This lesson helps young people think about the ways their bodies give them signals telling them when they need to eat. They will use a worksheet to track their hunger before and after a snack and learn that tracking your hunger can keep you from overeating.
Ask the youth, what does a baby do when it is hungry? Usually he or she cries or whimpers. A dog might do the same thing…bark or whine to let us know it’s time to eat.
Inform the youth that our bodies let us know in much the same way when we are starting to feel hungry. How? Maybe our stomach growls, we get a headache, we become cranky or irritable, or feel tired or weak. It takes about 10-15 minutes once we have started eating for our bodies to notice the change. The feeling of fullness is the result of your brain reacting to chemicals and hormones that are released when you eat. Your brain can take up to 20 minutes to register these chemicals before you are signaled you are getting full. Therefore, it’s important to eat slowly enough to give ourselves time to adjust. Our bodies send signals that we’ve had enough, like our belly actually feeling a bit more filled up. If we eat too much too fast we can’t notice those cues until it is too late and we feel extremely full and uncomfortable.
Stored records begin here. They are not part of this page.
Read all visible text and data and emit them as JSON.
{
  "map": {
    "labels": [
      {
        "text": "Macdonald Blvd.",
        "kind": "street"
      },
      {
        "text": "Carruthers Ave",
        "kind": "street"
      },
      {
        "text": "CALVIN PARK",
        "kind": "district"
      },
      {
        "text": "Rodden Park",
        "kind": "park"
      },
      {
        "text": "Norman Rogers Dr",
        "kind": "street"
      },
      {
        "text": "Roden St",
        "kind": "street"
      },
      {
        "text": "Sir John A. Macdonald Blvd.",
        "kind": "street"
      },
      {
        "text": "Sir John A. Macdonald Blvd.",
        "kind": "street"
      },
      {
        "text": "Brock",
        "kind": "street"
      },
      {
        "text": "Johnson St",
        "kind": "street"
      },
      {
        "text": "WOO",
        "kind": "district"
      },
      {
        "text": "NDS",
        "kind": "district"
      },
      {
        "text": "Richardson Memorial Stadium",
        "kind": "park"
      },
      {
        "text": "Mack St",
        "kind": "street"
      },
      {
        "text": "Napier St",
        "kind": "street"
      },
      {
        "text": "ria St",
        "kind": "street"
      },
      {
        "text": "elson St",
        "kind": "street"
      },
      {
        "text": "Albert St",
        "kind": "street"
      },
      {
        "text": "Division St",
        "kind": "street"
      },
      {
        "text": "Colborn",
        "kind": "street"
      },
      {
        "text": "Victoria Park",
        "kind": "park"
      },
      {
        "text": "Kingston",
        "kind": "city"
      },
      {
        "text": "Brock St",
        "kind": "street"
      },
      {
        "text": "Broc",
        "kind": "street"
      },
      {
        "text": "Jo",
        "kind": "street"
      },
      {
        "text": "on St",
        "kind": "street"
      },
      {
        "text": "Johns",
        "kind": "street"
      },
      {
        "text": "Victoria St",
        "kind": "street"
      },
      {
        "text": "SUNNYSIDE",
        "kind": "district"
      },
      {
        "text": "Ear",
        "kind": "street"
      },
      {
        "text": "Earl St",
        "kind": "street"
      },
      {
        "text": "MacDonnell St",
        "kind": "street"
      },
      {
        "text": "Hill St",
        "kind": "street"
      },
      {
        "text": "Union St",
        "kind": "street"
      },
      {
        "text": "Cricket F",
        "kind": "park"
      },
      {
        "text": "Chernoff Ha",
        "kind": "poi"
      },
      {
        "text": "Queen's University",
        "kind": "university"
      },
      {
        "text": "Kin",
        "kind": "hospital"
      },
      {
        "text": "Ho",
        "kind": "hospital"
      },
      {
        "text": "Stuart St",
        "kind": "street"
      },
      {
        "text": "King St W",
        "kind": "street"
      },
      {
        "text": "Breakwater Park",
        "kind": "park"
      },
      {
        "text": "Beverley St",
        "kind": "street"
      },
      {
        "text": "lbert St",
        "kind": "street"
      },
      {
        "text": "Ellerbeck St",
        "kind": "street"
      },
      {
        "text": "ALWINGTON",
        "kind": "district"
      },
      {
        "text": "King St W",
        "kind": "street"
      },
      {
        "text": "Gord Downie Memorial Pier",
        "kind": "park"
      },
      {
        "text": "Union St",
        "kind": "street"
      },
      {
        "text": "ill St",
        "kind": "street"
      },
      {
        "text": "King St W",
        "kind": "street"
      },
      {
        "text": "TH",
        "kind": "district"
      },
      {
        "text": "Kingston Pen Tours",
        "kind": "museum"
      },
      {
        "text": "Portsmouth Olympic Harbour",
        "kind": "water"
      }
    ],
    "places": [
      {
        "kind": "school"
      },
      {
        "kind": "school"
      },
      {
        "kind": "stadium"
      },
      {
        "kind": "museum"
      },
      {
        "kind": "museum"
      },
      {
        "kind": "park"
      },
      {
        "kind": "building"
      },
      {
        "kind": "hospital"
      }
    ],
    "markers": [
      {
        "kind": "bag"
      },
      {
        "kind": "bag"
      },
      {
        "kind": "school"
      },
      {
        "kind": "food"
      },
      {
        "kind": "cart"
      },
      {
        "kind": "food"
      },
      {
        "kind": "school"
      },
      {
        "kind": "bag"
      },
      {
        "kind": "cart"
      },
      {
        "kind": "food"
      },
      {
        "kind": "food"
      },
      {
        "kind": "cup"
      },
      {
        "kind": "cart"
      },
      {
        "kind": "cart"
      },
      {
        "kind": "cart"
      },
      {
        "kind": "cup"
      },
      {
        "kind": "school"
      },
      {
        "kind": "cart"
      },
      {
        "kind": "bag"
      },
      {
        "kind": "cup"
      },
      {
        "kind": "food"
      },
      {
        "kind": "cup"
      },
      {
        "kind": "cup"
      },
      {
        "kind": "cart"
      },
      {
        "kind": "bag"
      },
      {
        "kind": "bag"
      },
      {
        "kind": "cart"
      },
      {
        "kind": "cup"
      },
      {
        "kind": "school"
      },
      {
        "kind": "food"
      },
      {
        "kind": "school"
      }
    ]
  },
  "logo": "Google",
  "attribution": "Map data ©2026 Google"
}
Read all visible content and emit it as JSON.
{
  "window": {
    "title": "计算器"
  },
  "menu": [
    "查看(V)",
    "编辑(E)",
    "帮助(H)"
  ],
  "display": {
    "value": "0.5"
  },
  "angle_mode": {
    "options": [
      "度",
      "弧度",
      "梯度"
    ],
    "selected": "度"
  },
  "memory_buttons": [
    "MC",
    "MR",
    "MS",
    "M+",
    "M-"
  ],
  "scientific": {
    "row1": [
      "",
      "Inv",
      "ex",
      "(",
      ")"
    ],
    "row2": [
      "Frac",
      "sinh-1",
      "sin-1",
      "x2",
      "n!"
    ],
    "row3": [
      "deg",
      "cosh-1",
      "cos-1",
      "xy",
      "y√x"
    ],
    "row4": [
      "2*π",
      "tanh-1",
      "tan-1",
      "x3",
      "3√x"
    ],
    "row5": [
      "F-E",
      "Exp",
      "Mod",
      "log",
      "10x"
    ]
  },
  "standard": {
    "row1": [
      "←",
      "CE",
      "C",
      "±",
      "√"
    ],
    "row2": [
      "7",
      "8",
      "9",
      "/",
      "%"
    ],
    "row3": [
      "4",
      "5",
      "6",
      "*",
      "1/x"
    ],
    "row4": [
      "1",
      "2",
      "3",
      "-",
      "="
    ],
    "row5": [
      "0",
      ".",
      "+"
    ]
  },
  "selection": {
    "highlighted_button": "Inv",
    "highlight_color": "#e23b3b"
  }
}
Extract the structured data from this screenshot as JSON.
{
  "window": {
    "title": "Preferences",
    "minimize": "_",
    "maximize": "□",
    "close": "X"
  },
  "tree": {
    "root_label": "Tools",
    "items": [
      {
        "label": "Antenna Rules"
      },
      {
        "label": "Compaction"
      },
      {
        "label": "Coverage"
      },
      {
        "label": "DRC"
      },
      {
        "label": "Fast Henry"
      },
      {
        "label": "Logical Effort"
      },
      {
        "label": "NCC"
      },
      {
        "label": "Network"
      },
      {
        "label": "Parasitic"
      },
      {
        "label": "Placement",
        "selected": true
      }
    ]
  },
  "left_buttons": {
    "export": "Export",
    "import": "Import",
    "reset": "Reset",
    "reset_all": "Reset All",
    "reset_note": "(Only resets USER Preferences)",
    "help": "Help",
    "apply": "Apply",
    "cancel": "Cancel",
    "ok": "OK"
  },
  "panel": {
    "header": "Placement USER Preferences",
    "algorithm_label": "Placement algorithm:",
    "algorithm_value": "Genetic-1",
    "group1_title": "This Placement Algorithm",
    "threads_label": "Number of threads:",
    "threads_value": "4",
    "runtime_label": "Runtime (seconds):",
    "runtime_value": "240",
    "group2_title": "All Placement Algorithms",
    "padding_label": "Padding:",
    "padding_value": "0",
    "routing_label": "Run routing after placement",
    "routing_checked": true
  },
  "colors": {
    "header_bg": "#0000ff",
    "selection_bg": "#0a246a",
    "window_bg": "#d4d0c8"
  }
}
Here’s a simple way to gauge before, during and after eating what state we’re in:
😐 = Pretty hungry, my stomach feels empty
🙂 = Just right! Not too hungry or too full; satisfied
🙁 = Too full, I ate too much
This language of hunger is different from the cravings we feel when we smell our favorite food or see something delicious looking in a magazine. That’s our thoughts telling us, “Wow…I sure would like to taste that,” no matter whether our body is hungry or not.
Being hungry is different from craving and we can teach ourselves to better listen to our bodies to know the difference.
Encourage young people to use the worksheet over the next several days to track their hunger and see what they notice. The more they practice this mindful approach, the more attuned they will become to their bodies’ food needs.